Suyun Ticarileştirilmesine Hayır Platformu adına basın açıklaması TTB Merkez Konsey Başkanı Eriş Bilaloğlu yaptı. “AKP her şeyin fiyatını bilen ama değerini bilmeyen bir partidir” diyen Bilaloğlu, “Tabiat ve Biyolojik Çeşitliliği Koruma Kanun Tasarısı’nın, İkizdere Vadisinin HES projesi kapsamında sit alanı ilan edilmesinin ardından meclise sunulduğunu hatırlattı. Bilaloğlu, İktidarın bu yasa ile, doğal alanlarla ilgili karar alma yetkisini Çevre ve Orman Bakanlığı’na devretmeyi planladığını belirtti.
SU VE HAVZALAR METALAŞTIRILACAK
AKP’nin yasayı AB uyum yasaları gereği hazırladığı yönünde savunma yaptığını hatırlatan Bilaloğlu, AB’de, su havzalarının bütünleşik yönetilmesinin, planlanmasının, etkin kullanımının hedeflediğini vurguladı. AKP’nin tasarladığı yasa ile su havzalarının, ‘bütünleşik’ olarak yönetilmesinin hedeflendiğini belirten Bilaloğlu, “AB direktifleri ve buna uyumlu kamu-özel işbirliğinde su ve havzaların metalaştırılmasının önü yasayla açılmaktadır” dedi.
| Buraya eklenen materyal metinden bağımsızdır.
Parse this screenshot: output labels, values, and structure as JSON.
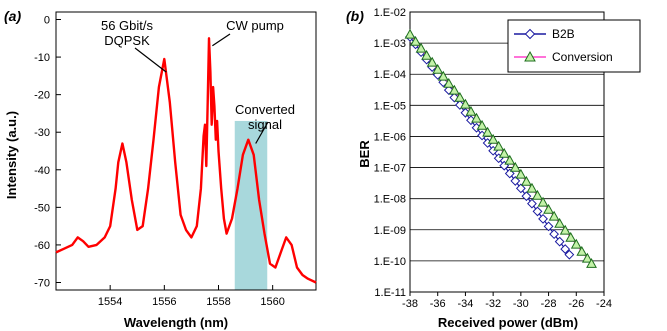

Bilaloğlu, “Tabiat ve Biyolojik Çeşitliliği Koruma Kanun Tasarısının” yasalaşması durumunda, Milli Park olan Munzur Vadisinde, Arılı, Çağlayan, İkizdere ve Gürleyik gibi 1. derece sit alanı ilan edilen vadilerde şirketlerin faaliyetlerinin yasallaşacağını, HES yapımı için 49 yıllığına şirketlere devredilen 2 bin civarındaki dere parçası ve havzanın ticarileştirilmesinin önündeki engellerin kalkacağına dikkat çekti. Yasayla, koruma statüleri ortadan kaldırılacak olan vadilerde de dahil tüm doğal alaların koruma durumu belirleninceye kadar şirketlerin talanına açılacağına dikkat çeken Bilaloğlu, taslağa göre bu sürenin 3 ile 8 yıl arasında olduğunu söyledi.
TALAN YASASININ GEÇMESİNE İZİN VERMEYECEĞİZ
Bilaloğlu, doğayı şirketlerin sermaye birikimine sokan, milli parkların koruma kararlarını kaldıran, “Tabiat ve Biyolojik Çeşitliliği Koruma Kanun Tasarısı”na karşı olduklarını vurguladı, “Çevreyi talan” yasasının meclisten geçmemesi için mücadele edeceklerini duyurdu.
“Halkın direnişini yasalarınızla engelleyemeyeceksiniz” diyen TTB Merkez Konsey Başkanı Bilaloğlu, “Zafer direnen halkın olacaktır” şeklinde konuştu.